Scheduler Down — Fault Isolation#
How It Propagates#
The scheduler service polls the Scheduler DB every second for due notifications and publishes them to Kafka. If the scheduler crashes, polling stops. Scheduled notifications continue accumulating in the Scheduler DB — writing is unaffected since the app server still writes to it. But nothing is reading from it and dispatching to Kafka.
Users with scheduled notifications miss their delivery time. A birthday notification scheduled for 9:00am sits in the Scheduler DB undelivered while the scheduler is down.
Impact on immediate notifications: zero. Immediate notifications bypass the Scheduler DB entirely — they go straight from the app server to Kafka. Only scheduled notifications are affected.
Detection#
- Scheduler service heartbeat missing (scheduler emits a heartbeat to a monitoring endpoint every 5 seconds)

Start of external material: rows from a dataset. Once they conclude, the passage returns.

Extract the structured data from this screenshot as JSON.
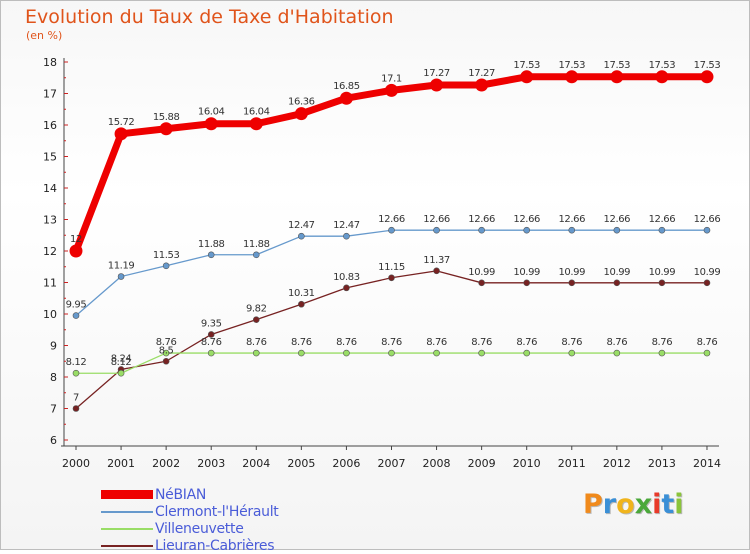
{
  "title": "Evolution du Taux de Taxe d'Habitation",
  "subtitle": "(en %)",
  "brand": {
    "text": "Proxiti",
    "letter_colors": [
      "#f08a1c",
      "#3a8fd6",
      "#f0b41c",
      "#4aa83a",
      "#e83a2a",
      "#3a8fd6",
      "#8ac43a"
    ]
  },
  "chart_data": {
    "type": "line",
    "title": "Evolution du Taux de Taxe d'Habitation",
    "ylabel": "(en %)",
    "xlabel": "",
    "ylim": [
      6,
      18
    ],
    "y_ticks": [
      6,
      7,
      8,
      9,
      10,
      11,
      12,
      13,
      14,
      15,
      16,
      17,
      18
    ],
    "grid": false,
    "legend_position": "bottom-left",
    "categories": [
      "2000",
      "2001",
      "2002",
      "2003",
      "2004",
      "2005",
      "2006",
      "2007",
      "2008",
      "2009",
      "2010",
      "2011",
      "2012",
      "2013",
      "2014"
    ],
    "series": [
      {
        "name": "NéBIAN",
        "color": "#ee0000",
        "values": [
          12,
          15.72,
          15.88,
          16.04,
          16.04,
          16.36,
          16.85,
          17.1,
          17.27,
          17.27,
          17.53,
          17.53,
          17.53,
          17.53,
          17.53
        ],
        "labels": [
          "12",
          "15.72",
          "15.88",
          "16.04",
          "16.04",
          "16.36",
          "16.85",
          "17.1",
          "17.27",
          "17.27",
          "17.53",
          "17.53",
          "17.53",
          "17.53",
          "17.53"
        ]
      },
      {
        "name": "Clermont-l'Hérault",
        "color": "#6699cc",
        "values": [
          9.95,
          11.19,
          11.53,
          11.88,
          11.88,
          12.47,
          12.47,
          12.66,
          12.66,
          12.66,
          12.66,
          12.66,
          12.66,
          12.66,
          12.66
        ],
        "labels": [
          "9.95",
          "11.19",
          "11.53",
          "11.88",
          "11.88",
          "12.47",
          "12.47",
          "12.66",
          "12.66",
          "12.66",
          "12.66",
          "12.66",
          "12.66",
          "12.66",
          "12.66"
        ]
      },
      {
        "name": "Villeneuvette",
        "color": "#99dd66",
        "values": [
          8.12,
          8.12,
          8.76,
          8.76,
          8.76,
          8.76,
          8.76,
          8.76,
          8.76,
          8.76,
          8.76,
          8.76,
          8.76,
          8.76,
          8.76
        ],
        "labels": [
          "8.12",
          "8.12",
          "8.76",
          "8.76",
          "8.76",
          "8.76",
          "8.76",
          "8.76",
          "8.76",
          "8.76",
          "8.76",
          "8.76",
          "8.76",
          "8.76",
          "8.76"
        ]
      },
      {
        "name": "Lieuran-Cabrières",
        "color": "#772222",
        "values": [
          7,
          8.24,
          8.5,
          9.35,
          9.82,
          10.31,
          10.83,
          11.15,
          11.37,
          10.99,
          10.99,
          10.99,
          10.99,
          10.99,
          10.99
        ],
        "labels": [
          "7",
          "8.24",
          "8.5",
          "9.35",
          "9.82",
          "10.31",
          "10.83",
          "11.15",
          "11.37",
          "10.99",
          "10.99",
          "10.99",
          "10.99",
          "10.99",
          "10.99"
        ]
      }
    ]
  }
}
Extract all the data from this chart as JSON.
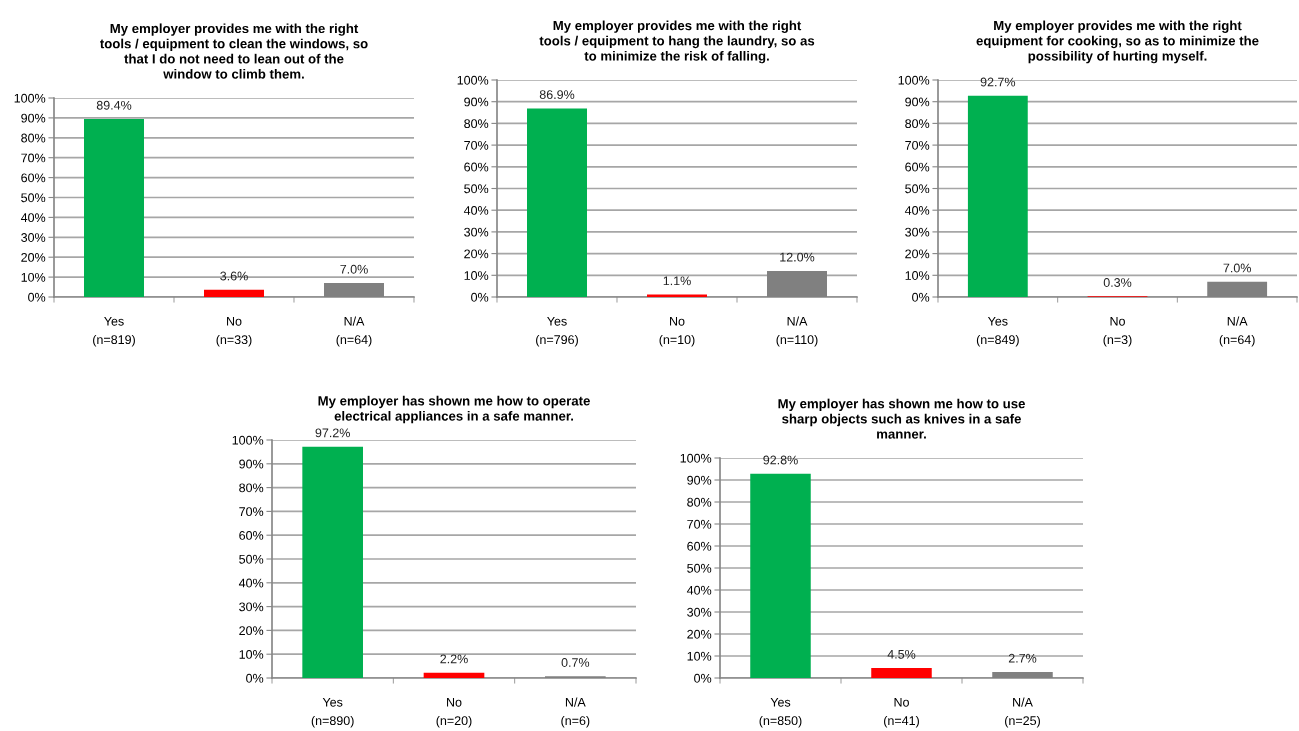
{
  "chart_data": [
    {
      "type": "bar",
      "title": "My employer provides me with the right\ntools / equipment to clean the windows, so\nthat I do not need to lean out of the\nwindow to climb them.",
      "categories": [
        "Yes\n(n=819)",
        "No\n(n=33)",
        "N/A\n(n=64)"
      ],
      "values": [
        89.4,
        3.6,
        7.0
      ],
      "value_labels": [
        "89.4%",
        "3.6%",
        "7.0%"
      ],
      "colors": [
        "#00b050",
        "#ff0000",
        "#808080"
      ],
      "ylim": [
        0,
        100
      ],
      "yticks": [
        {
          "value": 0,
          "label": "0%"
        },
        {
          "value": 10,
          "label": "10%"
        },
        {
          "value": 20,
          "label": "20%"
        },
        {
          "value": 30,
          "label": "30%"
        },
        {
          "value": 40,
          "label": "40%"
        },
        {
          "value": 50,
          "label": "50%"
        },
        {
          "value": 60,
          "label": "60%"
        },
        {
          "value": 70,
          "label": "70%"
        },
        {
          "value": 80,
          "label": "80%"
        },
        {
          "value": 90,
          "label": "90%"
        },
        {
          "value": 100,
          "label": "100%"
        }
      ],
      "grid": "y",
      "legend": false
    },
    {
      "type": "bar",
      "title": "My employer provides me with the right\ntools / equipment to hang the laundry, so as\nto minimize the risk of falling.",
      "categories": [
        "Yes\n(n=796)",
        "No\n(n=10)",
        "N/A\n(n=110)"
      ],
      "values": [
        86.9,
        1.1,
        12.0
      ],
      "value_labels": [
        "86.9%",
        "1.1%",
        "12.0%"
      ],
      "colors": [
        "#00b050",
        "#ff0000",
        "#808080"
      ],
      "ylim": [
        0,
        100
      ],
      "yticks": [
        {
          "value": 0,
          "label": "0%"
        },
        {
          "value": 10,
          "label": "10%"
        },
        {
          "value": 20,
          "label": "20%"
        },
        {
          "value": 30,
          "label": "30%"
        },
        {
          "value": 40,
          "label": "40%"
        },
        {
          "value": 50,
          "label": "50%"
        },
        {
          "value": 60,
          "label": "60%"
        },
        {
          "value": 70,
          "label": "70%"
        },
        {
          "value": 80,
          "label": "80%"
        },
        {
          "value": 90,
          "label": "90%"
        },
        {
          "value": 100,
          "label": "100%"
        }
      ],
      "grid": "y",
      "legend": false
    },
    {
      "type": "bar",
      "title": "My employer provides me with the right\nequipment for cooking, so as to minimize the\npossibility of hurting myself.",
      "categories": [
        "Yes\n(n=849)",
        "No\n(n=3)",
        "N/A\n(n=64)"
      ],
      "values": [
        92.7,
        0.3,
        7.0
      ],
      "value_labels": [
        "92.7%",
        "0.3%",
        "7.0%"
      ],
      "colors": [
        "#00b050",
        "#ff0000",
        "#808080"
      ],
      "ylim": [
        0,
        100
      ],
      "yticks": [
        {
          "value": 0,
          "label": "0%"
        },
        {
          "value": 10,
          "label": "10%"
        },
        {
          "value": 20,
          "label": "20%"
        },
        {
          "value": 30,
          "label": "30%"
        },
        {
          "value": 40,
          "label": "40%"
        },
        {
          "value": 50,
          "label": "50%"
        },
        {
          "value": 60,
          "label": "60%"
        },
        {
          "value": 70,
          "label": "70%"
        },
        {
          "value": 80,
          "label": "80%"
        },
        {
          "value": 90,
          "label": "90%"
        },
        {
          "value": 100,
          "label": "100%"
        }
      ],
      "grid": "y",
      "legend": false
    },
    {
      "type": "bar",
      "title": "My employer has shown me how to operate\nelectrical appliances in a safe manner.",
      "categories": [
        "Yes\n(n=890)",
        "No\n(n=20)",
        "N/A\n(n=6)"
      ],
      "values": [
        97.2,
        2.2,
        0.7
      ],
      "value_labels": [
        "97.2%",
        "2.2%",
        "0.7%"
      ],
      "colors": [
        "#00b050",
        "#ff0000",
        "#808080"
      ],
      "ylim": [
        0,
        100
      ],
      "yticks": [
        {
          "value": 0,
          "label": "0%"
        },
        {
          "value": 10,
          "label": "10%"
        },
        {
          "value": 20,
          "label": "20%"
        },
        {
          "value": 30,
          "label": "30%"
        },
        {
          "value": 40,
          "label": "40%"
        },
        {
          "value": 50,
          "label": "50%"
        },
        {
          "value": 60,
          "label": "60%"
        },
        {
          "value": 70,
          "label": "70%"
        },
        {
          "value": 80,
          "label": "80%"
        },
        {
          "value": 90,
          "label": "90%"
        },
        {
          "value": 100,
          "label": "100%"
        }
      ],
      "grid": "y",
      "legend": false
    },
    {
      "type": "bar",
      "title": "My employer has shown me how to use\nsharp objects such as knives in a safe\nmanner.",
      "categories": [
        "Yes\n(n=850)",
        "No\n(n=41)",
        "N/A\n(n=25)"
      ],
      "values": [
        92.8,
        4.5,
        2.7
      ],
      "value_labels": [
        "92.8%",
        "4.5%",
        "2.7%"
      ],
      "colors": [
        "#00b050",
        "#ff0000",
        "#808080"
      ],
      "ylim": [
        0,
        100
      ],
      "yticks": [
        {
          "value": 0,
          "label": "0%"
        },
        {
          "value": 10,
          "label": "10%"
        },
        {
          "value": 20,
          "label": "20%"
        },
        {
          "value": 30,
          "label": "30%"
        },
        {
          "value": 40,
          "label": "40%"
        },
        {
          "value": 50,
          "label": "50%"
        },
        {
          "value": 60,
          "label": "60%"
        },
        {
          "value": 70,
          "label": "70%"
        },
        {
          "value": 80,
          "label": "80%"
        },
        {
          "value": 90,
          "label": "90%"
        },
        {
          "value": 100,
          "label": "100%"
        }
      ],
      "grid": "y",
      "legend": false
    }
  ]
}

- Scheduler DB row count growing with no corresponding Kafka publish rate
- Scheduled notification delivery lag metric climbing
- Alert fires to on-call
Containment — Redis Distributed Lock and Standby Instances#
The scheduler runs as multiple instances, but only one dispatches at a time — controlled by a Redis distributed lock:
Redis SET scheduler_lock <instance_id> NX EX 5
→ only the instance that wins the lock runs the poll-and-dispatch loop
→ lock TTL: 5 seconds
→ if leader crashes, lock expires in 5 seconds
→ standby instance wins the lock and takes over
Maximum downtime: 5 seconds — the TTL of the Redis lock. After that, a standby instance takes over automatically with no manual intervention.
Recovery — Catch-Up Dispatch#
When the new scheduler instance takes over, it queries the Scheduler DB for all notifications where scheduled_at <= now that were never dispatched — these are the notifications that missed their window while the leader was down.
The new scheduler publishes all of them to Kafka immediately. Workers process them through the normal pipeline — preference check, deduplication, send to external provider.
Scheduler was down for 10 minutes:
→ 10 minutes of scheduled notifications sitting in Scheduler DB
→ New scheduler queries: SELECT * WHERE scheduled_at <= now
→ Publishes all missed notifications to Kafka
→ Workers drain them within seconds
Scheduled Notifications Are Late, Not Lost#
If the scheduler is down for 10 minutes, notifications scheduled during that window are delivered ~10 minutes late. They are never lost — the Scheduler DB is the durable store. As long as the Scheduler DB is up, notifications survive a scheduler crash.
The lateness is bounded by the outage duration + the 5-second lock TTL. For most scheduled notification types (birthdays, reminders, marketing) a 10-minute delay is imperceptible. For time-sensitive scheduled notifications (OTPs with a specific send time), the jitter rules already applied at intake mean exact timing was never guaranteed anyway.
The Scheduler DB is the durability guarantee
The scheduler service is stateless — it reads from the DB and publishes to Kafka. Crashing and restarting loses no data because all state lives in the Scheduler DB. A stateless service with durable backing store can always recover cleanly.
What If the Scheduler DB Is Also Down?#
If both the scheduler service and the Scheduler DB are down simultaneously, scheduled notifications cannot be dispatched or even written. New scheduled notification requests from the app server fail at write time.
This is treated as a catastrophic dual failure — the app server returns 503 for scheduled notification requests, and calling services are responsible for retrying. Immediate notifications are unaffected.
Summary#
| Failure | Impact | Recovery time |
|---|---|---|
| Scheduler service crashes | Scheduled notifications delayed | 5 seconds (Redis lock TTL) |
| Scheduler service + Redis down | Scheduled notifications delayed until Redis recovers | Minutes |
| Scheduler DB down | Scheduled notifications lost if not yet written | Catastrophic — treat as P0 |
Immediate notifications are never affected by scheduler failures
The scheduler only handles notifications with a future scheduled_at. Immediate notifications go directly from app server to Kafka — the scheduler is not in their path at all.